Seit 1925 gehört sie dem CVJM­Landesverband Bayern. Sie ist die bestbelegteste Jugendherberge im Deutschen Jugendherbergswerk (DJH), Tagungs- und Schulungszen­trum, moderner Hotelbetrieb und Ort für vielfältige Events. Regelmäßig fin­den Burgkonzerte, Burgfeste und CVJM-Gottesdienste in und rund um die altwürdigen Mauern statt. Das Ambiente wurde in den vergangenen Jahren immer wieder erweitert und renoviert. Seit 2001 gibt es einen großen Festsaal, der Platz für 260 Personen bietet und Veranstaltungen und Feierlichkeiten ermöglicht.
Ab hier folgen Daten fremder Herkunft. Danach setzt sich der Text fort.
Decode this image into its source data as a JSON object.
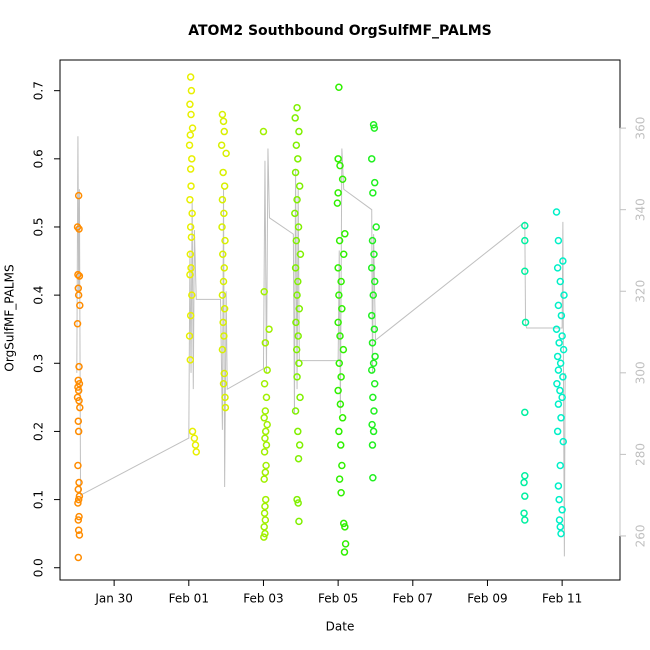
{
  "chart_data": {
    "type": "scatter",
    "title": "ATOM2 Southbound OrgSulfMF_PALMS",
    "xlabel": "Date",
    "ylabel": "OrgSulfMF_PALMS",
    "xlim": [
      28.55,
      43.55
    ],
    "xticks": [
      {
        "value": 30,
        "label": "Jan 30"
      },
      {
        "value": 32,
        "label": "Feb 01"
      },
      {
        "value": 34,
        "label": "Feb 03"
      },
      {
        "value": 36,
        "label": "Feb 05"
      },
      {
        "value": 38,
        "label": "Feb 07"
      },
      {
        "value": 40,
        "label": "Feb 09"
      },
      {
        "value": 42,
        "label": "Feb 11"
      }
    ],
    "ylim": [
      -0.018,
      0.745
    ],
    "yticks": [
      {
        "value": 0,
        "label": "0.0"
      },
      0.1,
      0.2,
      0.3,
      0.4,
      0.5,
      0.6,
      0.7
    ],
    "y2lim": [
      249.2,
      376.7
    ],
    "y2ticks": [
      260,
      280,
      300,
      320,
      340,
      360
    ],
    "y2color": "#c0c0c0",
    "series": [
      {
        "type": "line",
        "axis": "y2",
        "color": "#c0c0c0",
        "x": [
          29.0,
          29.03,
          29.05,
          29.07,
          29.1,
          32.0,
          32.03,
          32.06,
          32.09,
          32.12,
          32.15,
          32.2,
          32.85,
          32.9,
          32.93,
          32.96,
          33.0,
          33.03,
          34.0,
          34.04,
          34.08,
          34.12,
          34.16,
          34.8,
          34.83,
          34.86,
          34.9,
          34.93,
          34.96,
          36.0,
          36.03,
          36.06,
          36.1,
          36.15,
          36.9,
          36.92,
          36.95,
          37.0,
          41.0,
          41.02,
          41.05,
          42.0,
          42.02,
          42.04,
          42.06,
          42.08
        ],
        "values": [
          300,
          358,
          320,
          345,
          270,
          284,
          330,
          300,
          342,
          296,
          335,
          318,
          318,
          286,
          345,
          272,
          320,
          296,
          301,
          352,
          300,
          355,
          338,
          334,
          290,
          350,
          296,
          345,
          303,
          303,
          330,
          290,
          355,
          345,
          340,
          300,
          334,
          308,
          337,
          312,
          311,
          311,
          337,
          290,
          255,
          300
        ]
      },
      {
        "color": "#ff8c00",
        "x": [
          29.05,
          29.02,
          29.06,
          29.03,
          29.07,
          29.04,
          29.05,
          29.08,
          29.02,
          29.06,
          29.04,
          29.07,
          29.03,
          29.05,
          29.02,
          29.06,
          29.08,
          29.04,
          29.05,
          29.03,
          29.06,
          29.04,
          29.07,
          29.05,
          29.03,
          29.06,
          29.04,
          29.05,
          29.07,
          29.04
        ],
        "values": [
          0.546,
          0.5,
          0.497,
          0.43,
          0.428,
          0.41,
          0.4,
          0.385,
          0.358,
          0.295,
          0.275,
          0.27,
          0.265,
          0.26,
          0.25,
          0.245,
          0.235,
          0.215,
          0.2,
          0.15,
          0.125,
          0.115,
          0.105,
          0.1,
          0.095,
          0.075,
          0.07,
          0.055,
          0.048,
          0.015
        ]
      },
      {
        "color": "#e8f000",
        "x": [
          32.05,
          32.07,
          32.03,
          32.06,
          32.1,
          32.04,
          32.02,
          32.08,
          32.05,
          32.06,
          32.03,
          32.09,
          32.05,
          32.07,
          32.04,
          32.06,
          32.03,
          32.08,
          32.05,
          32.02,
          32.04,
          32.1,
          32.15,
          32.18,
          32.2
        ],
        "values": [
          0.72,
          0.7,
          0.68,
          0.665,
          0.645,
          0.635,
          0.62,
          0.6,
          0.585,
          0.56,
          0.54,
          0.52,
          0.5,
          0.485,
          0.46,
          0.44,
          0.43,
          0.4,
          0.37,
          0.34,
          0.305,
          0.2,
          0.19,
          0.18,
          0.17
        ]
      },
      {
        "color": "#d8f000",
        "x": [
          32.9,
          32.93,
          32.95,
          32.88,
          33.0,
          32.92,
          32.96,
          32.9,
          32.94,
          32.89,
          32.97,
          32.91,
          32.95,
          32.93,
          32.9,
          32.96,
          32.92,
          32.94,
          32.9,
          32.95,
          32.93,
          32.97,
          32.98
        ],
        "values": [
          0.665,
          0.655,
          0.64,
          0.62,
          0.608,
          0.58,
          0.56,
          0.54,
          0.52,
          0.5,
          0.48,
          0.46,
          0.44,
          0.42,
          0.4,
          0.38,
          0.36,
          0.34,
          0.32,
          0.285,
          0.27,
          0.25,
          0.235
        ]
      },
      {
        "color": "#a0f000",
        "x": [
          34.0,
          34.02,
          34.15,
          34.05,
          34.1,
          34.03,
          34.08,
          34.05,
          34.02,
          34.1,
          34.06,
          34.04,
          34.08,
          34.03,
          34.07,
          34.05,
          34.02,
          34.06,
          34.04,
          34.03,
          34.05,
          34.02,
          34.04,
          34.01
        ],
        "values": [
          0.64,
          0.405,
          0.35,
          0.33,
          0.29,
          0.27,
          0.25,
          0.23,
          0.22,
          0.21,
          0.2,
          0.19,
          0.18,
          0.17,
          0.15,
          0.14,
          0.13,
          0.1,
          0.09,
          0.08,
          0.07,
          0.06,
          0.05,
          0.045
        ]
      },
      {
        "color": "#80f000",
        "x": [
          34.9,
          34.85,
          34.95,
          34.88,
          34.92,
          34.86,
          34.97,
          34.9,
          34.84,
          34.94,
          34.88,
          34.99,
          34.86,
          34.92,
          34.9,
          34.96,
          34.87,
          34.93,
          34.89,
          34.95,
          34.9,
          34.98,
          34.86,
          34.92,
          34.97,
          34.94,
          34.9,
          34.93,
          34.95
        ],
        "values": [
          0.675,
          0.66,
          0.64,
          0.62,
          0.6,
          0.58,
          0.56,
          0.54,
          0.52,
          0.5,
          0.48,
          0.46,
          0.44,
          0.42,
          0.4,
          0.38,
          0.36,
          0.34,
          0.32,
          0.3,
          0.28,
          0.25,
          0.23,
          0.2,
          0.18,
          0.16,
          0.1,
          0.095,
          0.068
        ]
      },
      {
        "color": "#30f000",
        "x": [
          36.02,
          36.0,
          36.05,
          36.12,
          36.0,
          35.98,
          36.18,
          36.04,
          36.15,
          36.0,
          36.08,
          36.02,
          36.1,
          36.0,
          36.05,
          36.14,
          36.03,
          36.08,
          36.0,
          36.06,
          36.12,
          36.02,
          36.07,
          36.1,
          36.04,
          36.08,
          36.15,
          36.18,
          36.2,
          36.17
        ],
        "values": [
          0.705,
          0.6,
          0.59,
          0.57,
          0.55,
          0.535,
          0.49,
          0.48,
          0.46,
          0.44,
          0.42,
          0.4,
          0.38,
          0.36,
          0.34,
          0.32,
          0.3,
          0.28,
          0.26,
          0.24,
          0.22,
          0.2,
          0.18,
          0.15,
          0.13,
          0.11,
          0.065,
          0.06,
          0.035,
          0.023
        ]
      },
      {
        "color": "#20f020",
        "x": [
          36.95,
          36.97,
          36.9,
          36.98,
          36.93,
          37.02,
          36.92,
          36.96,
          36.9,
          36.98,
          36.94,
          36.9,
          36.97,
          36.92,
          36.99,
          36.95,
          36.9,
          36.98,
          36.93,
          36.96,
          36.91,
          36.95,
          36.92,
          36.93
        ],
        "values": [
          0.65,
          0.645,
          0.6,
          0.565,
          0.55,
          0.5,
          0.48,
          0.46,
          0.44,
          0.42,
          0.4,
          0.37,
          0.35,
          0.33,
          0.31,
          0.3,
          0.29,
          0.27,
          0.25,
          0.23,
          0.21,
          0.2,
          0.18,
          0.132
        ]
      },
      {
        "color": "#00f0a0",
        "x": [
          41.0,
          41.0,
          41.0,
          41.02,
          41.0,
          41.0,
          40.98,
          41.0,
          40.98,
          41.0
        ],
        "values": [
          0.502,
          0.48,
          0.435,
          0.36,
          0.228,
          0.135,
          0.125,
          0.105,
          0.08,
          0.07
        ]
      },
      {
        "color": "#00f0c8",
        "x": [
          41.85,
          41.9,
          42.02,
          41.88,
          41.95,
          42.05,
          41.9,
          41.98,
          41.85,
          42.0,
          41.92,
          42.04,
          41.88,
          41.96,
          41.9,
          42.02,
          41.86,
          41.94,
          42.0,
          41.9,
          41.97,
          41.88,
          42.03,
          41.95,
          41.9,
          41.92,
          42.0,
          41.93,
          41.95,
          41.97
        ],
        "values": [
          0.522,
          0.48,
          0.45,
          0.44,
          0.42,
          0.4,
          0.385,
          0.37,
          0.35,
          0.34,
          0.33,
          0.32,
          0.31,
          0.3,
          0.29,
          0.28,
          0.27,
          0.26,
          0.25,
          0.24,
          0.22,
          0.2,
          0.185,
          0.15,
          0.12,
          0.1,
          0.085,
          0.07,
          0.06,
          0.05
        ]
      }
    ]
  }
}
Für Sportbegeisterte steht im Burggraben ein Hartplatz mit Klein-Handballfeld, ein Basketball- und ein Volleyballfeld zur Verfügung. Zwei Bolzplätze sind fünf Minuten vom Haus entfernt. Auf dem Burggelände gibt es zudem eine kleine Sporthalle. Dort stehen unter anderem drei Tischtennisplatten, ein Flip-Flap, ein Kicker sowie zwei Billiardtische. Ferner befindet sich im "Bischofsgarten" ein Kinderspielplatz sowie im Haus eine Sauna. Und im Sommer kann im eigenen Freibad, das beheizbar ist, gebadet werden.

Aktuell plant der CVJM Bayern den Bau eines CVJM Mitarbeiter­ und Seminarzentrums auf Wernfels mit behindertengerechten und barrierefreien Zimmern unterhalb der Burg. Das Gästehaus soll mit 40 Betten ausgestattet werden, das vor allem kleineren Gruppen für Seminare und Schulungen zur Verfügung stehen soll. Insgesamt rechnet der CVJM Bayern mit Baukosten um die zwei Millionen Euro.

Prominentes Ehrenmitglied dieser christlich ausgerichteten Jugendorga­nisation ist übrigens der frühere Ministerpräsident Günter Beckstein. "Die Freundschaften und Aktivitäten im CVJM haben mich als Mensch und Politiker nachhaltig geprägt", betonte er bei der Verleihung des Titels im vorigen Sommer auf Burg Wernfels.